# Compare Machine Learning Algorithms
It is important to compare the performance of multiple different machine learning algorithms consistently.

1. How to formulate an experiment to directly compare machine learning algorithms.
2. A reusable template for evaluating the performance of multiple algorithms on one dataset.
3. How to report and visualize the results when comparing algorithm performance.

## Choose The Best Machine Learning Model
When you work on a machine learning project, you often end up with multiple good models to choose from. Each model will have different performance characteristics.

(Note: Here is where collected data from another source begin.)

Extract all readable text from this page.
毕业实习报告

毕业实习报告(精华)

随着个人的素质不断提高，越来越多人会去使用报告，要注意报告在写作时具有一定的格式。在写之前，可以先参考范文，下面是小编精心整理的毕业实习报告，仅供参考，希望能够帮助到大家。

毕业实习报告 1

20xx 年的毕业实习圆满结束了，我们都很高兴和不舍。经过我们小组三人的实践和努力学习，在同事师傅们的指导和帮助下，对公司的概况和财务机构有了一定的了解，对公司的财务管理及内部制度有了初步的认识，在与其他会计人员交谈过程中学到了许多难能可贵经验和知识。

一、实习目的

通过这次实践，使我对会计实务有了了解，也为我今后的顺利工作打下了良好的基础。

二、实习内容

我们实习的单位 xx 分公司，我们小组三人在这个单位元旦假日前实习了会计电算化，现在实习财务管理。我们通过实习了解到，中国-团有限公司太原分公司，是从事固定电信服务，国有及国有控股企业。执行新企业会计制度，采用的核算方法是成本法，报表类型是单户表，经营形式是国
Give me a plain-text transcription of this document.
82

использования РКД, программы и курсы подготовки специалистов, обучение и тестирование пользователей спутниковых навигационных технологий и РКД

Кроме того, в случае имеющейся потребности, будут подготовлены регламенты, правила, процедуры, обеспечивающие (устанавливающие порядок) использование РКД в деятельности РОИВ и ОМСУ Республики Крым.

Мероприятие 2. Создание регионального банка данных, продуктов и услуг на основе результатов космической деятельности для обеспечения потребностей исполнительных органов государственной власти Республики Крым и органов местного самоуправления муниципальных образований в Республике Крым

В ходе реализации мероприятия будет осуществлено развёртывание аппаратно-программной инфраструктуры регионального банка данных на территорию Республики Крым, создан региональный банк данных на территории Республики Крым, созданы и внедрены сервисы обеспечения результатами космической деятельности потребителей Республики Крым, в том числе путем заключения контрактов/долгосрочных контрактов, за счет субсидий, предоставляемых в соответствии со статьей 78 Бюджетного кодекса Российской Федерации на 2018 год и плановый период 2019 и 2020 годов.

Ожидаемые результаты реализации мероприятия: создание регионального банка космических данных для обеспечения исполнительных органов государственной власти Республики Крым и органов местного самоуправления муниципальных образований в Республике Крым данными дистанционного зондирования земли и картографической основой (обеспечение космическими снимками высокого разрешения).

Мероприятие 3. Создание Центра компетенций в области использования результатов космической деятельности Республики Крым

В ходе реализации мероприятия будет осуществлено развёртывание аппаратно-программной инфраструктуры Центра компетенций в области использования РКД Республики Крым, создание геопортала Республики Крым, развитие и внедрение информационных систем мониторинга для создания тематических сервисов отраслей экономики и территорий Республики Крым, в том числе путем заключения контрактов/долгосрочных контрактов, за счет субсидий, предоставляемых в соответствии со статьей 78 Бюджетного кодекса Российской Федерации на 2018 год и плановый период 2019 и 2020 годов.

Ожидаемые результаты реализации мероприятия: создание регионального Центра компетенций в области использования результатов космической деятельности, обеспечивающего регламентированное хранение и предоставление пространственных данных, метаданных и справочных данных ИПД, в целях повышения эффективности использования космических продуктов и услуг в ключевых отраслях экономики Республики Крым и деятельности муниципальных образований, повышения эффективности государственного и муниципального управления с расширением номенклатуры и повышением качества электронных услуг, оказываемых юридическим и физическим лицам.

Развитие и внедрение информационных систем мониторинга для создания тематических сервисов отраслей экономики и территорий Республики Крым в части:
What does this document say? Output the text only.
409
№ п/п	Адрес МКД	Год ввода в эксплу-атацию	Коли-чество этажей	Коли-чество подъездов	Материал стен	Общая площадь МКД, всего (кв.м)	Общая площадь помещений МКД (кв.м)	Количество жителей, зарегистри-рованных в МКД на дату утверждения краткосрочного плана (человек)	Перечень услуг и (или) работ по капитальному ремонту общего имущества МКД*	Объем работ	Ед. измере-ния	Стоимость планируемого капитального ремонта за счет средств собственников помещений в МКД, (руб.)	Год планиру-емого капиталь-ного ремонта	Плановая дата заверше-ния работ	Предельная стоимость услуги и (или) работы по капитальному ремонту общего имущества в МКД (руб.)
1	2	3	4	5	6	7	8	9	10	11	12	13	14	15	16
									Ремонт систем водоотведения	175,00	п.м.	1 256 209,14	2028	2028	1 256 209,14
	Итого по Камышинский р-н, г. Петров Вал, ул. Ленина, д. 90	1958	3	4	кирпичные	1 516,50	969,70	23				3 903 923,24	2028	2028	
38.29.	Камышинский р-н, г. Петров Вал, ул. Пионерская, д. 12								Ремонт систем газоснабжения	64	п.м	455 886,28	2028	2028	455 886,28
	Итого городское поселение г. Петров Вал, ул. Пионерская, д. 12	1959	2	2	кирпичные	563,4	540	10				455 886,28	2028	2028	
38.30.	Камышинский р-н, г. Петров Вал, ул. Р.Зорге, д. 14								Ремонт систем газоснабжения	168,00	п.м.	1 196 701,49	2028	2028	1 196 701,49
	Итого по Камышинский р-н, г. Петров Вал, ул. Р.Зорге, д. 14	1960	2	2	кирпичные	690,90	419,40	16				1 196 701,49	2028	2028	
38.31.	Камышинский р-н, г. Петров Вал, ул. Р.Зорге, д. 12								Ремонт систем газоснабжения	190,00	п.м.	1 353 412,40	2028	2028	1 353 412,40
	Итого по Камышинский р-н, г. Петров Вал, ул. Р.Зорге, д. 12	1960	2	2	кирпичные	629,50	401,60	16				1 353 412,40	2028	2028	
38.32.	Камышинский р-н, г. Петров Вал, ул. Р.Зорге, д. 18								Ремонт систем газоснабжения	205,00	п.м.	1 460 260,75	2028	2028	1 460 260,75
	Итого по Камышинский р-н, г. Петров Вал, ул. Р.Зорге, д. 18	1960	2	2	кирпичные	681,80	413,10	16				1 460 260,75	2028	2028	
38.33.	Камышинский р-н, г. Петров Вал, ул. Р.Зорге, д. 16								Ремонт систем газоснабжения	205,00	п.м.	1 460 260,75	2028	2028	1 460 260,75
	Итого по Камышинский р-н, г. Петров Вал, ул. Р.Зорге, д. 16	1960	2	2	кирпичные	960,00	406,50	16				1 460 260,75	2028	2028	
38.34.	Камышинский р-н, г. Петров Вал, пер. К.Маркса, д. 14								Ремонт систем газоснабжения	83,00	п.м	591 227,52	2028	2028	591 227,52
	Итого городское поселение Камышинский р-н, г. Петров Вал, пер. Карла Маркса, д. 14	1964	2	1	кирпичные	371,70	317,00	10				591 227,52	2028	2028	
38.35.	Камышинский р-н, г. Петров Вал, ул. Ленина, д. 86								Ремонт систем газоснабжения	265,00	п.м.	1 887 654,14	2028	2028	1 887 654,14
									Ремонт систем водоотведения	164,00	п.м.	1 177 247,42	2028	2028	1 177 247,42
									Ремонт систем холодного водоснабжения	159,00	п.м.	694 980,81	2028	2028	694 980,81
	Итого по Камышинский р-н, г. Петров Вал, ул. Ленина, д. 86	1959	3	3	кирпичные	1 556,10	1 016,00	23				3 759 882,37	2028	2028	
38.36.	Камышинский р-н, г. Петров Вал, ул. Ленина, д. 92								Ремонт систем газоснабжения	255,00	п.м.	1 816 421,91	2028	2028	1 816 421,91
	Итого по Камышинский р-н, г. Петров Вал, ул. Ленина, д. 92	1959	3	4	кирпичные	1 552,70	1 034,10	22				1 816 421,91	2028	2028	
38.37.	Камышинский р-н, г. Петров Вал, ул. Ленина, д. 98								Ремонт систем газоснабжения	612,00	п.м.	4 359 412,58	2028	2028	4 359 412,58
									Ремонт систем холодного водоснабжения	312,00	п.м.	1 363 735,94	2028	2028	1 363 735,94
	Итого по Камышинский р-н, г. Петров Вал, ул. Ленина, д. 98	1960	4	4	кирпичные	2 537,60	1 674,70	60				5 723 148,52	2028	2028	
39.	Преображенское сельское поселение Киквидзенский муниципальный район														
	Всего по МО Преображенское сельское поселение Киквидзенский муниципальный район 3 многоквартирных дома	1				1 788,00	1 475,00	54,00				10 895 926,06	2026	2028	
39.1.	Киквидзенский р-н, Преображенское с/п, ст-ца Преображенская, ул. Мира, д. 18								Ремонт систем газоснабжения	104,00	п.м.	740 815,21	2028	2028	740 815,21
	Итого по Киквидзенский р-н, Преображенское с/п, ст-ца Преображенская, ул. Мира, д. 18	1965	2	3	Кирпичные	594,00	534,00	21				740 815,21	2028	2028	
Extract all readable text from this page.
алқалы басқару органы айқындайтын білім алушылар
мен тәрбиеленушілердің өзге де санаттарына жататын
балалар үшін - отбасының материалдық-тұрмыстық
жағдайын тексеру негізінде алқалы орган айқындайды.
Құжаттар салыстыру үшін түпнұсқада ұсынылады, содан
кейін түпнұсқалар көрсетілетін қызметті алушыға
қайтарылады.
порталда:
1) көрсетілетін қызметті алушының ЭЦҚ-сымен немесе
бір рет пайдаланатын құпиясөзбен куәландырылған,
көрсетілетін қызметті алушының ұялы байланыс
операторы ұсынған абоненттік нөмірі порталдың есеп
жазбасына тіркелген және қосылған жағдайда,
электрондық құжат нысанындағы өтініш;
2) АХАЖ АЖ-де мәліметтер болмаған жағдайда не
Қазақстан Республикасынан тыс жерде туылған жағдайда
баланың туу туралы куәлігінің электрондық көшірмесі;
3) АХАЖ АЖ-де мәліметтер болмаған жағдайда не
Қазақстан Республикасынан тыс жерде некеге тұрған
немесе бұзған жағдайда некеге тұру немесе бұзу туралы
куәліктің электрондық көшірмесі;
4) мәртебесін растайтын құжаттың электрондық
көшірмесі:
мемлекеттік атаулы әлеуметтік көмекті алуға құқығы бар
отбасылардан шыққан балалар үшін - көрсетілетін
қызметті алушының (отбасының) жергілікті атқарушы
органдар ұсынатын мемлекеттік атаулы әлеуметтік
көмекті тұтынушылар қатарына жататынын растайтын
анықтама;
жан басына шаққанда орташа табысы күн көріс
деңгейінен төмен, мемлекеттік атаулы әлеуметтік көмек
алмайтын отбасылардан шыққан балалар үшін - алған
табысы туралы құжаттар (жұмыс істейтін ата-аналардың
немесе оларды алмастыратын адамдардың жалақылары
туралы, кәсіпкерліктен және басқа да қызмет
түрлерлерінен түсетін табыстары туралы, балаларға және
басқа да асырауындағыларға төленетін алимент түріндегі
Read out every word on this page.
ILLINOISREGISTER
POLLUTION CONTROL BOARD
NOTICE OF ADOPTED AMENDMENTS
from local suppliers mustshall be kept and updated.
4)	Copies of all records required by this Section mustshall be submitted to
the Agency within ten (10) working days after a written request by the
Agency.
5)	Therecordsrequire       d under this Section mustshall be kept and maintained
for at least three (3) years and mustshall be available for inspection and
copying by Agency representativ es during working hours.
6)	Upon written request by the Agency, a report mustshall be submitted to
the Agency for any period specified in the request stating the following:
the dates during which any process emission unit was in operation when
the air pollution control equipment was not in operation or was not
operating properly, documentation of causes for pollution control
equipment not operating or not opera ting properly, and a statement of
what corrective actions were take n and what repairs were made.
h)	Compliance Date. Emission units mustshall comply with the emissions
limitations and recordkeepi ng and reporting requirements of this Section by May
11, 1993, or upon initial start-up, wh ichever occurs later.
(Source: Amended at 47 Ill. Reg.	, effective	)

Using resampling methods like cross validation, you can get an estimate for how accurate each model may be on unseen data. You need to be able to use these estimates to choose one or two best models from the suite of models that you have created.

When you have a new dataset, it is a good idea to visualize the data using different techniques in order to look at the data from different perspectives.

The same idea applies to model selection. You should use a number of different ways of looking at the estimated accuracy of your machine learning algorithms in order to choose the one or two algorithm to finalize.

A way to do this is to use visualization methods to show the average accuracy, variance and other properties of the distribution of model accuracies.

In [1]:
# Pima Indians Diabetes Dataset
import pandas as pd
import numpy as np
from sklearn.model_selection import KFold
from sklearn.model_selection import cross_val_score
from sklearn.linear_model import LogisticRegression
from sklearn.tree import DecisionTreeClassifier
from sklearn.neighbors import KNeighborsClassifier
from sklearn.discriminant_analysis import LinearDiscriminantAnalysis
from sklearn.naive_bayes import GaussianNB
from sklearn.svm import SVC

In [2]:
#Loading dataset
names = ['preg', 'plas', 'pres', 'skin', 'test', 'mass', 'pedi', 'age', 'class']
df = pd.read_csv('pima-indians-diabetes.data',names=names)

# separate array into input and output components
X = df.drop('class',axis='columns')
Y = df['class']

In [3]:
# prepare models
models = []
models.append(('LR', LogisticRegression()))
models.append(('LDA', LinearDiscriminantAnalysis()))
models.append(('KNN', KNeighborsClassifier()))
models.append(('CART', DecisionTreeClassifier()))
models.append(('NB', GaussianNB()))
models.append(('SVM', SVC()))

In [8]:
# evaluate each model in turn
result = []
namess = []

In [9]:
for name, model in models:
    kfold = KFold(n_splits=10, random_state=7)
    cv_results = cross_val_score(model, X, Y, cv=kfold, scoring='accuracy')
    result.append(cv_results.mean())
    namess.append(name)

In [10]:
namess

['LR', 'LDA', 'KNN', 'CART', 'NB', 'SVM']

In [11]:
result

[0.76951469583048526,
 0.77346206425153796,
 0.72655502392344506,
 0.69002050580997953,
 0.75517771701982228,
 0.65102529049897473]

In [12]:
resdict = pd.DataFrame.from_dict(dict(zip(namess,result)),orient='index')
resdict.sort_values(0,ascending=False)

Unnamed: 0,0
LDA,0.773462
LR,0.769515
NB,0.755178
KNN,0.726555
CART,0.690021
SVM,0.651025